C’è infine il terzo scenario, che potremmo definire slowflation, ovvero una combinazione di inflazione che si stabilizza sopra il 2 per cento, e una perdurante crescita anemica. È questo lo scenario peggior: significherebbe anni di bassa crescita, e inflazione che eroderebbe il potere di acquisto, causando una inefficiente redistribuzione del reddito. Quale scenario prevarrà, lo sapremo nei prossimi mesi.

Il panorama europeo

Diversa la situazione nell’area Euro. L’inflazione rimane più alta che negli Stati Uniti ed è molto più persistente, senza che la ragione sia chiara. Questo implica che i tassi di interesse, nonostante i forti rialzi impressi dalla Bce, rimangono negativi in termini reali, a differenza degli Usa.

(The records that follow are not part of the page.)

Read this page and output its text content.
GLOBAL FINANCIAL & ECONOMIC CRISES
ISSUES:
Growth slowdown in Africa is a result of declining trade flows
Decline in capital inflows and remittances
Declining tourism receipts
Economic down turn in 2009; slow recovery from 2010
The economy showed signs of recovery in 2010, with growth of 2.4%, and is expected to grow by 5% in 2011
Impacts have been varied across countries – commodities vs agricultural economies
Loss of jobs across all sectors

Tassi reali negativi e persistenza degli aumenti del costo della vita spingeranno probabilmente la Bce a nuovi aumenti dei tassi fino a settembre, nonostante la loro dimostrata inefficacia a ridurre l’inflazione; ma esponendo così l’economia dell’area Euro a un rischio più elevato di recessione.

Non è detto che questo accada, e neppure sarebbe auspicabile, ma il compiacimento per le previsioni gratificanti di crescita del nostro paese che il governo e molti altri consessi manifestano, potrebbe portare a un brusco risveglio il prossimo autunno. Una maggiore consapevolezza dei rischi che ci attendono aiuterebbe a scongiurarli.